Step 3: Submit a Spark job

  1. Log on to the AnalyticDB for MySQL console. In the upper-left corner of the console, select a region. In the left-side navigation pane, click Clusters. On the Clusters page, click an edition tab. Find the cluster that you want to manage and click the cluster ID.

  2. In the left-side navigation pane, choose Job Development > Spark JAR Development.

  3. Select a job resource group and the Spark job type. In this example, the Batch type is used.

  4. Enter the following code in the code editor based on the application written in Step 2 and click Run Now.

    Scala application

     {
      "name": "CatBoostDemo",
      "file": "oss://testBucketName/original-LightgbmDemo-1.0.jar",
      "jars": "oss://testBucketName/GBDT/GDBTDemo-1.0-SNAPSHOT.jar",
      "ClassName":"com.aliyun.adb.CatBoostDemo",
        "conf": {
            "spark.driver.resourceSpec": "large",
            "spark.executor.instances": 2,
            "spark.executor.resourceSpec": "medium",
            "spark.executor.memoryOverhead": "4096",
            "spark.task.cpus": 2,
            "spark.adb.version": "3.5"
        }

    Python application

     {
      "name": "CatBoostDemo",
      "file": "oss://testBucketName/GBDT/lightgbm_spark_20241227.py",
      "jars": "oss://testBucketName/GBDT/GDBTDemo-1.0-SNAPSHOT.jar",
      "pyFiles": "oss://testBucketName/GBDT/GDBTDemo-1.0-SNAPSHOT.jar",
        "conf": {
            "spark.driver.resourceSpec": "large",
            "spark.executor.instances": 2,
            "spark.executor.resourceSpec": "medium",
            "spark.executor.memoryOverhead": "4096",
            "spark.task.cpus": 2,
            "spark.adb.version": "3.5"
        }
    Note

    The Python application in this topic needs to call the methods contained in the JAR package. In this case, you must add the jars parameter to the Spark JAR job code to specify the OSS path of the Maven dependencies obtained in Step 1.

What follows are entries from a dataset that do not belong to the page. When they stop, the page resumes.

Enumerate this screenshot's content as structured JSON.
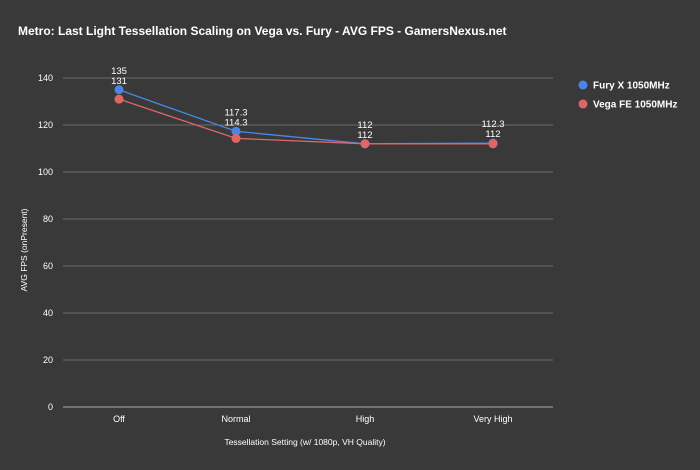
{
  "chart_data": {
    "type": "line",
    "title": "Metro: Last Light Tessellation Scaling on Vega vs. Fury - AVG FPS - GamersNexus.net",
    "xlabel": "Tessellation Setting (w/ 1080p, VH Quality)",
    "ylabel": "AVG FPS (onPresent)",
    "categories": [
      "Off",
      "Normal",
      "High",
      "Very High"
    ],
    "ylim": [
      0,
      140
    ],
    "yticks": [
      0,
      20,
      40,
      60,
      80,
      100,
      120,
      140
    ],
    "grid": true,
    "legend_position": "right",
    "series": [
      {
        "name": "Fury X 1050MHz",
        "color": "#4a86e8",
        "values": [
          135,
          117.3,
          112,
          112.3
        ],
        "labels": [
          "135",
          "117.3",
          "112",
          "112.3"
        ]
      },
      {
        "name": "Vega FE 1050MHz",
        "color": "#e06666",
        "values": [
          131,
          114.3,
          112,
          112
        ],
        "labels": [
          "131",
          "114.3",
          "112",
          "112"
        ]
      }
    ]
  }
}
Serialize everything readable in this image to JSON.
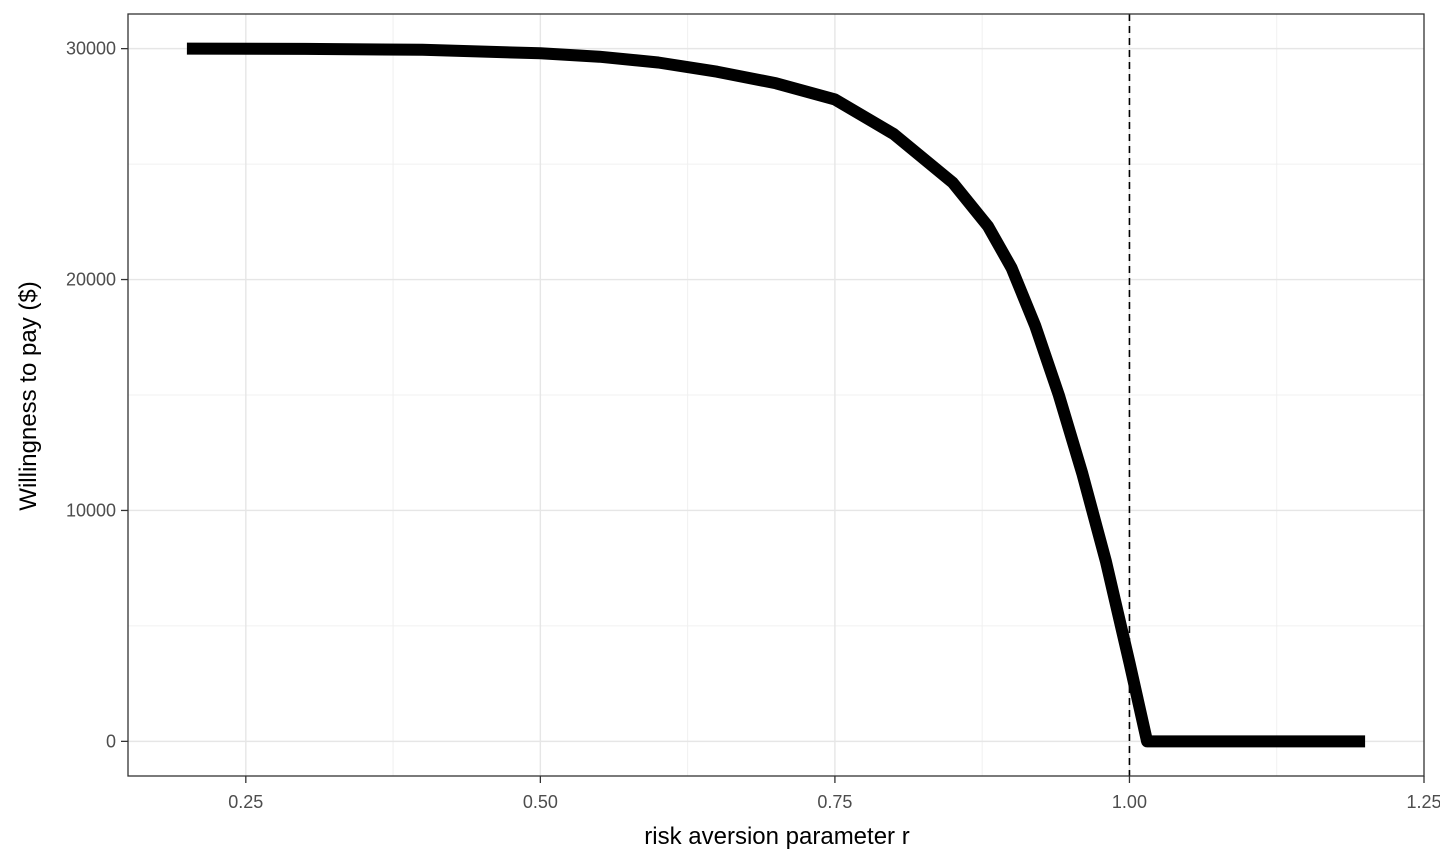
{
  "chart_data": {
    "type": "line",
    "title": "",
    "xlabel": "risk aversion parameter r",
    "ylabel": "Willingness to pay ($)",
    "xlim": [
      0.15,
      1.25
    ],
    "ylim": [
      -1500,
      31500
    ],
    "x_ticks": [
      0.25,
      0.5,
      0.75,
      1.0,
      1.25
    ],
    "x_tick_labels": [
      "0.25",
      "0.50",
      "0.75",
      "1.00",
      "1.25"
    ],
    "y_ticks": [
      0,
      10000,
      20000,
      30000
    ],
    "y_tick_labels": [
      "0",
      "10000",
      "20000",
      "30000"
    ],
    "grid": true,
    "legend": "none",
    "reference_lines": [
      {
        "axis": "x",
        "value": 1.0,
        "style": "dashed",
        "color": "#000000"
      }
    ],
    "series": [
      {
        "color": "#000000",
        "x": [
          0.2,
          0.3,
          0.4,
          0.5,
          0.55,
          0.6,
          0.65,
          0.7,
          0.75,
          0.8,
          0.85,
          0.88,
          0.9,
          0.92,
          0.94,
          0.96,
          0.98,
          1.0,
          1.015,
          1.05,
          1.1,
          1.15,
          1.2
        ],
        "y": [
          30000,
          29990,
          29950,
          29800,
          29650,
          29400,
          29000,
          28500,
          27800,
          26300,
          24200,
          22300,
          20500,
          18000,
          15000,
          11600,
          7800,
          3400,
          0,
          0,
          0,
          0,
          0
        ]
      }
    ]
  }
}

    The following table describes the parameters.

    Parameter

    Required

    Description

    name

    No

    The name of the Spark application.

    file

    Yes

    • Scala: the OSS path of the Scala application written in Step 2.

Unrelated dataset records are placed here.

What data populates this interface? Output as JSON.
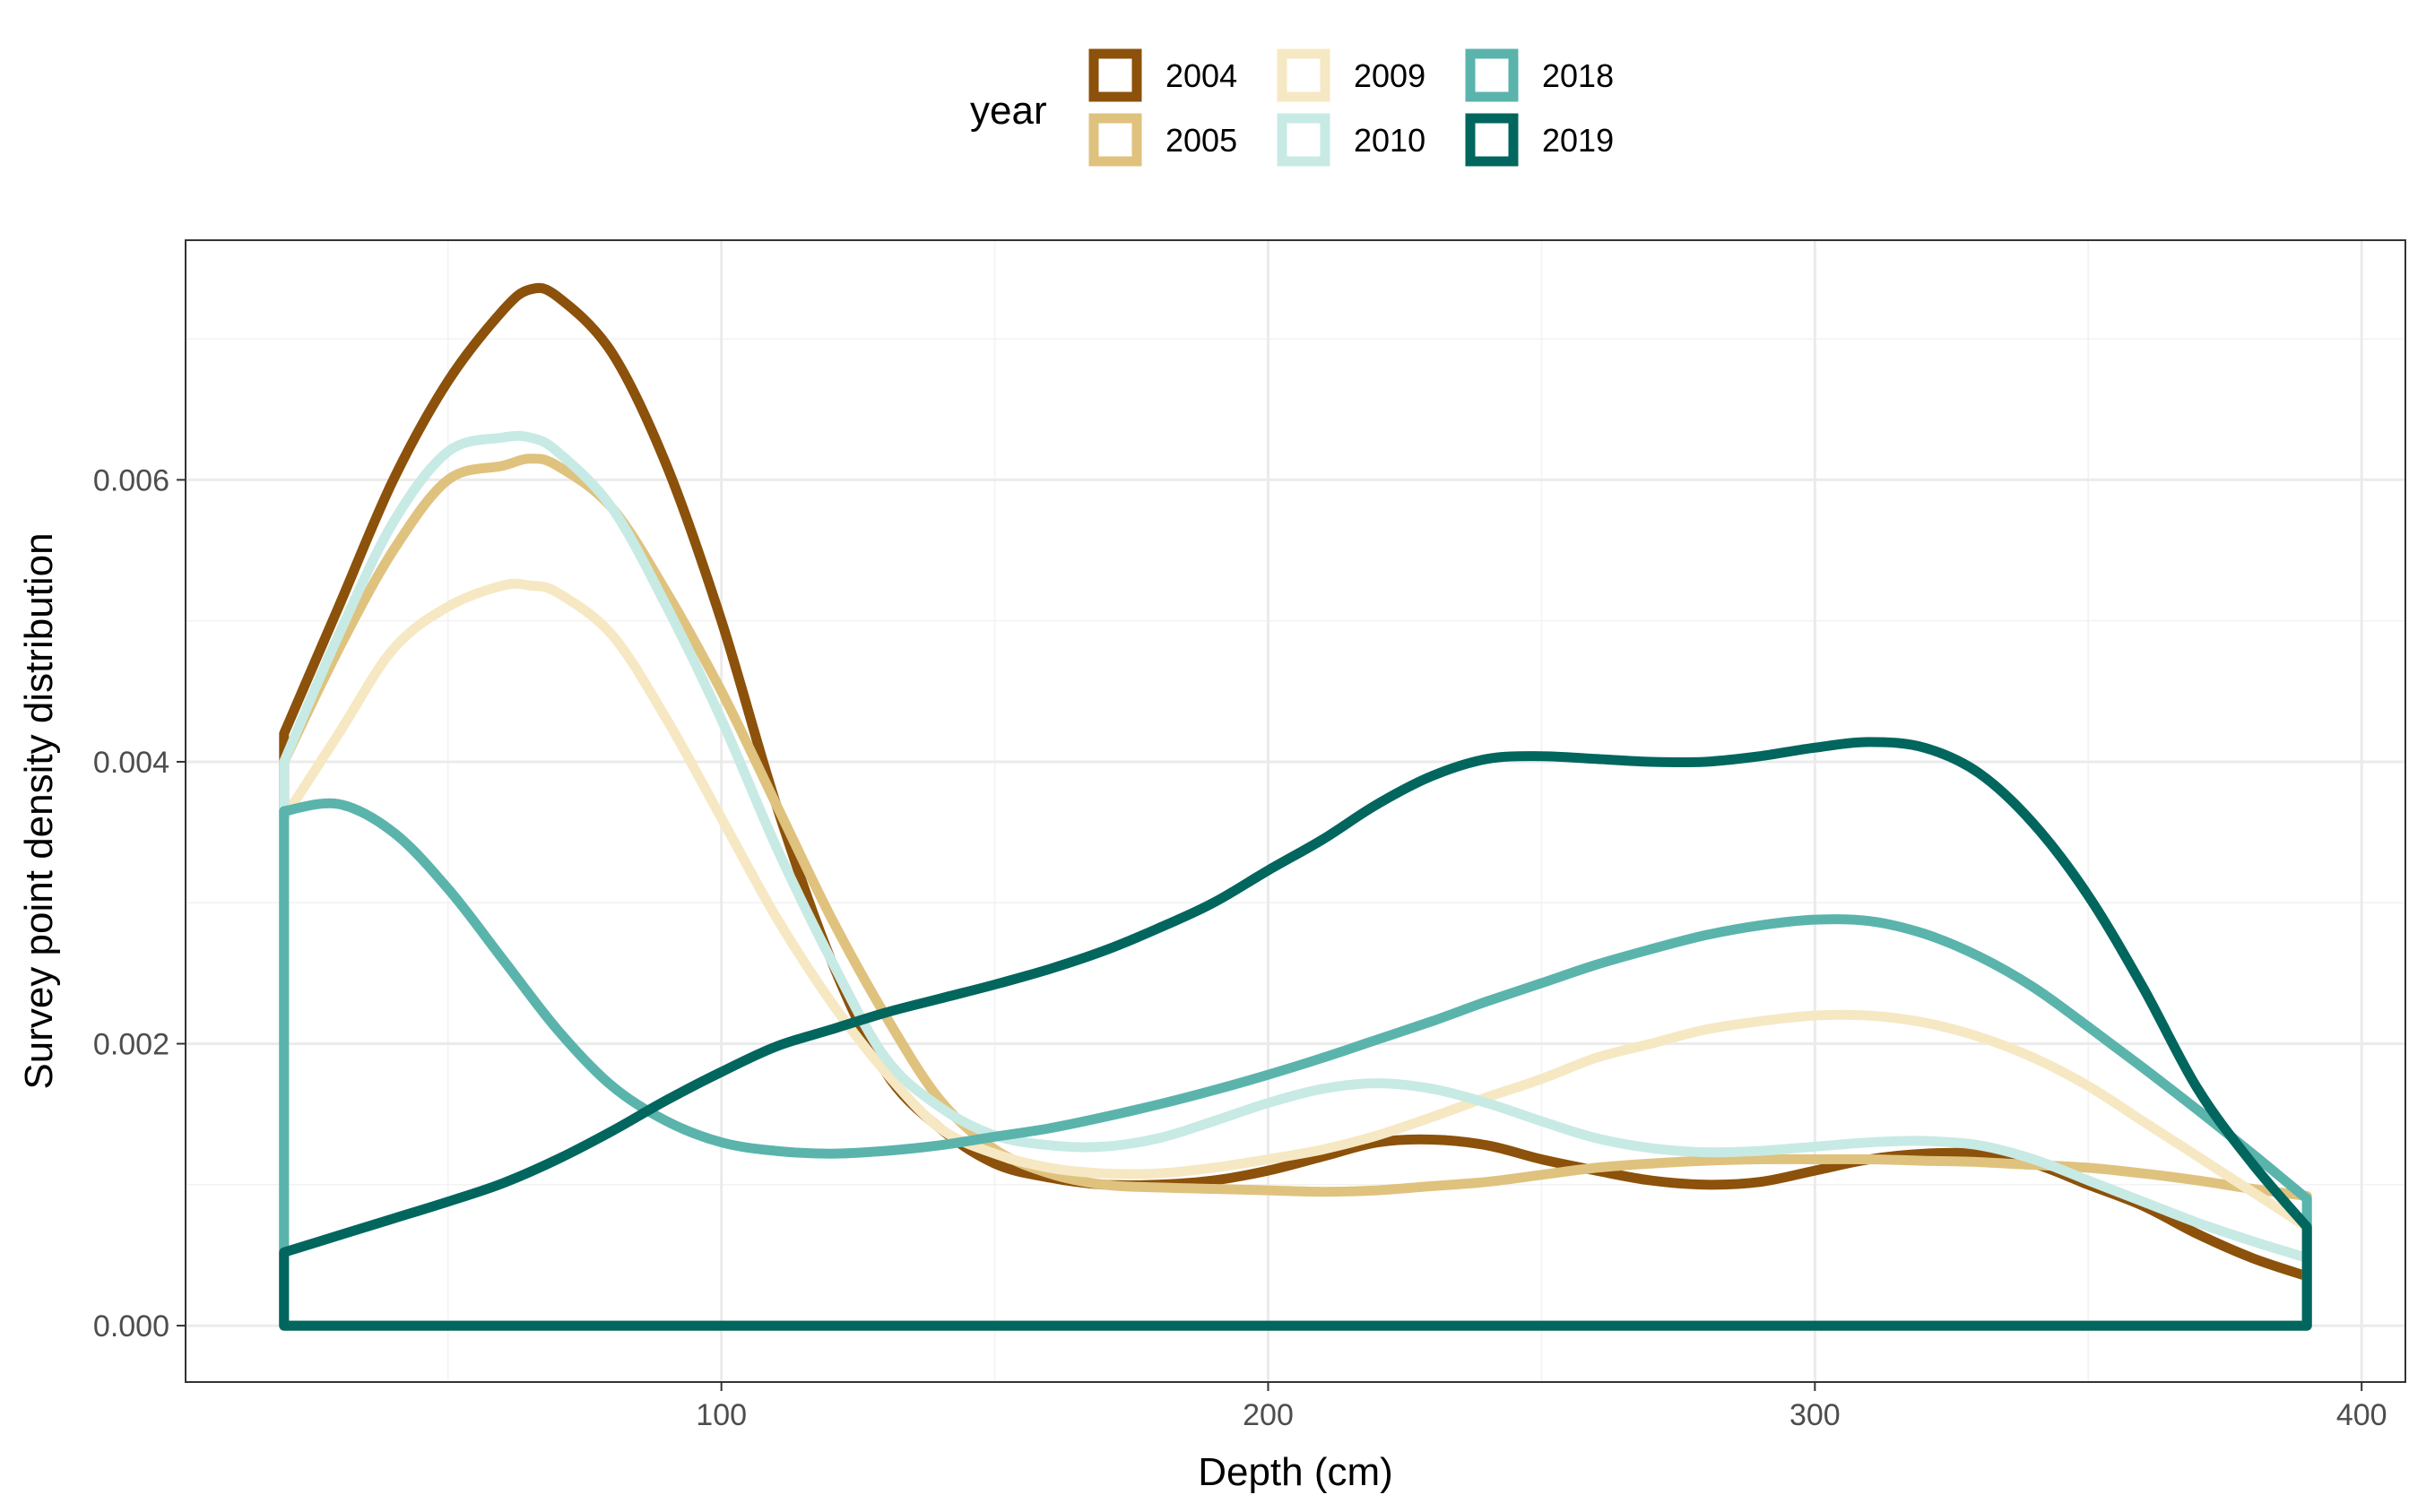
{
  "chart_data": {
    "type": "area",
    "title": "",
    "xlabel": "Depth (cm)",
    "ylabel": "Survey point density distribution",
    "xlim": [
      2,
      408
    ],
    "ylim": [
      -0.0004,
      0.0077
    ],
    "x_ticks": [
      100,
      200,
      300,
      400
    ],
    "x_tick_labels": [
      "100",
      "200",
      "300",
      "400"
    ],
    "y_ticks": [
      0.0,
      0.002,
      0.004,
      0.006
    ],
    "y_tick_labels": [
      "0.000",
      "0.002",
      "0.004",
      "0.006"
    ],
    "grid": true,
    "legend": {
      "title": "year",
      "position": "top"
    },
    "series": [
      {
        "name": "2004",
        "color": "#8c510a",
        "x": [
          20,
          30,
          40,
          50,
          60,
          65,
          70,
          80,
          90,
          100,
          110,
          120,
          130,
          140,
          150,
          160,
          170,
          180,
          190,
          200,
          210,
          220,
          230,
          240,
          250,
          260,
          270,
          280,
          290,
          300,
          310,
          320,
          330,
          340,
          350,
          360,
          370,
          380,
          390
        ],
        "y": [
          0.0042,
          0.0051,
          0.006,
          0.0067,
          0.0072,
          0.00735,
          0.0073,
          0.0069,
          0.0061,
          0.005,
          0.0037,
          0.0026,
          0.0018,
          0.0014,
          0.00115,
          0.00105,
          0.001,
          0.001,
          0.00103,
          0.0011,
          0.0012,
          0.0013,
          0.00132,
          0.00128,
          0.00118,
          0.0011,
          0.00103,
          0.001,
          0.00102,
          0.0011,
          0.00118,
          0.00122,
          0.00122,
          0.00115,
          0.001,
          0.00085,
          0.00065,
          0.00048,
          0.00035
        ]
      },
      {
        "name": "2005",
        "color": "#dfc27d",
        "x": [
          20,
          30,
          40,
          50,
          60,
          65,
          70,
          80,
          90,
          100,
          110,
          120,
          130,
          140,
          150,
          160,
          170,
          180,
          190,
          200,
          210,
          220,
          230,
          240,
          250,
          260,
          270,
          280,
          290,
          300,
          310,
          320,
          330,
          340,
          350,
          360,
          370,
          380,
          390
        ],
        "y": [
          0.004,
          0.0048,
          0.0055,
          0.006,
          0.0061,
          0.00615,
          0.0061,
          0.0058,
          0.0052,
          0.0045,
          0.0037,
          0.0029,
          0.0022,
          0.0016,
          0.00125,
          0.00108,
          0.001,
          0.00098,
          0.00097,
          0.00096,
          0.00095,
          0.00096,
          0.00099,
          0.00102,
          0.00107,
          0.00112,
          0.00115,
          0.00117,
          0.00118,
          0.00118,
          0.00118,
          0.00117,
          0.00116,
          0.00114,
          0.00112,
          0.00108,
          0.00103,
          0.00097,
          0.00092
        ]
      },
      {
        "name": "2009",
        "color": "#f6e8c3",
        "x": [
          20,
          30,
          40,
          50,
          60,
          65,
          70,
          80,
          90,
          100,
          110,
          120,
          130,
          140,
          150,
          160,
          170,
          180,
          190,
          200,
          210,
          220,
          230,
          240,
          250,
          260,
          270,
          280,
          290,
          300,
          310,
          320,
          330,
          340,
          350,
          360,
          370,
          380,
          390
        ],
        "y": [
          0.0036,
          0.0042,
          0.0048,
          0.0051,
          0.00525,
          0.00525,
          0.0052,
          0.0049,
          0.0043,
          0.0036,
          0.0029,
          0.0023,
          0.0018,
          0.0014,
          0.00122,
          0.00112,
          0.00108,
          0.00108,
          0.00112,
          0.00118,
          0.00125,
          0.00135,
          0.00148,
          0.00162,
          0.00175,
          0.0019,
          0.002,
          0.0021,
          0.00216,
          0.0022,
          0.0022,
          0.00215,
          0.00205,
          0.0019,
          0.0017,
          0.00145,
          0.0012,
          0.00095,
          0.0007
        ]
      },
      {
        "name": "2010",
        "color": "#c7eae5",
        "x": [
          20,
          30,
          40,
          50,
          60,
          65,
          70,
          80,
          90,
          100,
          110,
          120,
          130,
          140,
          150,
          160,
          170,
          180,
          190,
          200,
          210,
          220,
          230,
          240,
          250,
          260,
          270,
          280,
          290,
          300,
          310,
          320,
          330,
          340,
          350,
          360,
          370,
          380,
          390
        ],
        "y": [
          0.004,
          0.0049,
          0.0057,
          0.0062,
          0.0063,
          0.0063,
          0.0062,
          0.0058,
          0.0051,
          0.0043,
          0.0034,
          0.0026,
          0.0019,
          0.00155,
          0.00135,
          0.00128,
          0.00127,
          0.00133,
          0.00145,
          0.00158,
          0.00168,
          0.00172,
          0.00168,
          0.00158,
          0.00145,
          0.00133,
          0.00126,
          0.00123,
          0.00124,
          0.00127,
          0.0013,
          0.00131,
          0.00128,
          0.00118,
          0.00103,
          0.00088,
          0.00073,
          0.0006,
          0.00048
        ]
      },
      {
        "name": "2018",
        "color": "#5ab4ac",
        "x": [
          20,
          30,
          40,
          50,
          60,
          70,
          80,
          90,
          100,
          110,
          120,
          130,
          140,
          150,
          160,
          170,
          180,
          190,
          200,
          210,
          220,
          230,
          240,
          250,
          260,
          270,
          280,
          290,
          300,
          310,
          320,
          330,
          340,
          350,
          360,
          370,
          380,
          390
        ],
        "y": [
          0.00365,
          0.0037,
          0.0035,
          0.0031,
          0.0026,
          0.0021,
          0.0017,
          0.00145,
          0.0013,
          0.00124,
          0.00122,
          0.00124,
          0.00128,
          0.00134,
          0.0014,
          0.00148,
          0.00157,
          0.00167,
          0.00178,
          0.0019,
          0.00203,
          0.00216,
          0.0023,
          0.00243,
          0.00256,
          0.00267,
          0.00277,
          0.00284,
          0.00288,
          0.00287,
          0.00278,
          0.00262,
          0.0024,
          0.00212,
          0.00183,
          0.00153,
          0.00122,
          0.0009
        ]
      },
      {
        "name": "2019",
        "color": "#01665e",
        "x": [
          20,
          30,
          40,
          50,
          60,
          70,
          80,
          90,
          100,
          110,
          120,
          130,
          140,
          150,
          160,
          170,
          180,
          190,
          200,
          210,
          220,
          230,
          240,
          250,
          260,
          270,
          280,
          290,
          300,
          310,
          320,
          330,
          340,
          350,
          360,
          370,
          380,
          390
        ],
        "y": [
          0.00052,
          0.00064,
          0.00076,
          0.00088,
          0.00101,
          0.00118,
          0.00138,
          0.0016,
          0.0018,
          0.00198,
          0.0021,
          0.00222,
          0.00232,
          0.00242,
          0.00253,
          0.00266,
          0.00282,
          0.003,
          0.00323,
          0.00345,
          0.0037,
          0.0039,
          0.00402,
          0.00404,
          0.00402,
          0.004,
          0.004,
          0.00404,
          0.0041,
          0.00414,
          0.0041,
          0.00392,
          0.00356,
          0.00305,
          0.0024,
          0.00168,
          0.00115,
          0.0007
        ]
      }
    ]
  }
}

    • Python: the OSS path of the Python application written in Step 2.

    jars

    Yes

    The OSS path of the Maven dependencies prepared in Step 1.

    ClassName

    Yes if specific conditions are met

    The name of the entry class for the Scala application. This parameter is required when you submit a Scala application.

    pyFiles

    Yes if specific conditions are met

    The OSS path of the Maven dependencies prepared in Step 1. This parameter is required when you submit a Python application.

    spark.adb.version

    Yes

    The Spark version, which must be set to 3.5.

    spark.task.cpus

    Yes

    The number of CPU cores corresponding to the Spark executor resource specifications. This parameter ensures that only one CatBoost worker process runs on each Spark executor.

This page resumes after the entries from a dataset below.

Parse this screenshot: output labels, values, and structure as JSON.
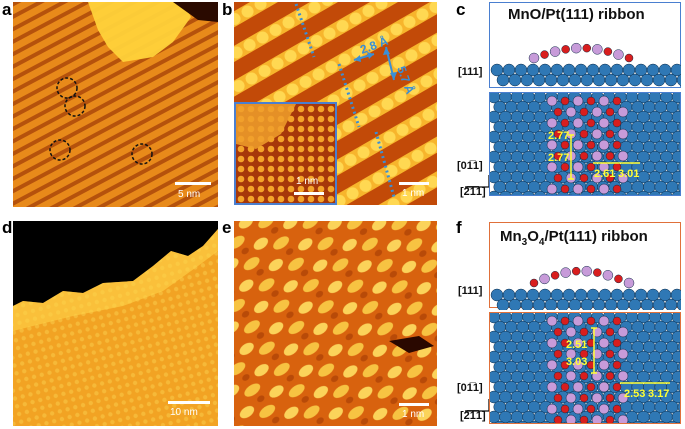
{
  "panels": {
    "a": {
      "label": "a",
      "scale": "5 nm"
    },
    "b": {
      "label": "b",
      "scale": "1 nm",
      "inset_scale": "1 nm",
      "d1": "2.8 Å",
      "d2": "5.7 Å"
    },
    "c": {
      "label": "c",
      "title": "MnO/Pt(111) ribbon",
      "axis_top": "[111]",
      "axis_side": "[01̅1]",
      "axis_bottom": "[2̅1̅1]",
      "measures": [
        "2.77",
        "2.77",
        "2.61",
        "3.01"
      ]
    },
    "d": {
      "label": "d",
      "scale": "10 nm"
    },
    "e": {
      "label": "e",
      "scale": "1 nm"
    },
    "f": {
      "label": "f",
      "title_main": "Mn",
      "title_sub1": "3",
      "title_mid": "O",
      "title_sub2": "4",
      "title_rest": "/Pt(111) ribbon",
      "axis_top": "[111]",
      "axis_side": "[01̅1]",
      "axis_bottom": "[2̅1̅1]",
      "measures": [
        "2.51",
        "3.03",
        "2.53",
        "3.17"
      ]
    }
  },
  "colors": {
    "pt": "#2f78b5",
    "mn": "#c79bd9",
    "o": "#d81e1e",
    "stm_dark": "#5a1a00",
    "stm_mid": "#e06a10",
    "stm_light": "#ffd23a",
    "frame_c": "#4a7fd0",
    "frame_f": "#e0703a",
    "measure": "#ffff33"
  }
}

    For example, if the spark.executor.resourceSpec parameter is set to medium, you must set this parameter to 2.

    Other conf parameters

    No

    The configuration parameters that are required for the Spark application, which are similar to those of Apache Spark. The parameters must be in the key: value format. Separate multiple parameters with commas (,). For information about the configuration parameters that are different from those of Apache Spark or the configuration parameters that are specific to AnalyticDB for MySQL, see Spark application configuration parameters.

  5. (Optional) On the Applications tab, find the Spark job and click Logs in the Actions column to view the running results of the job.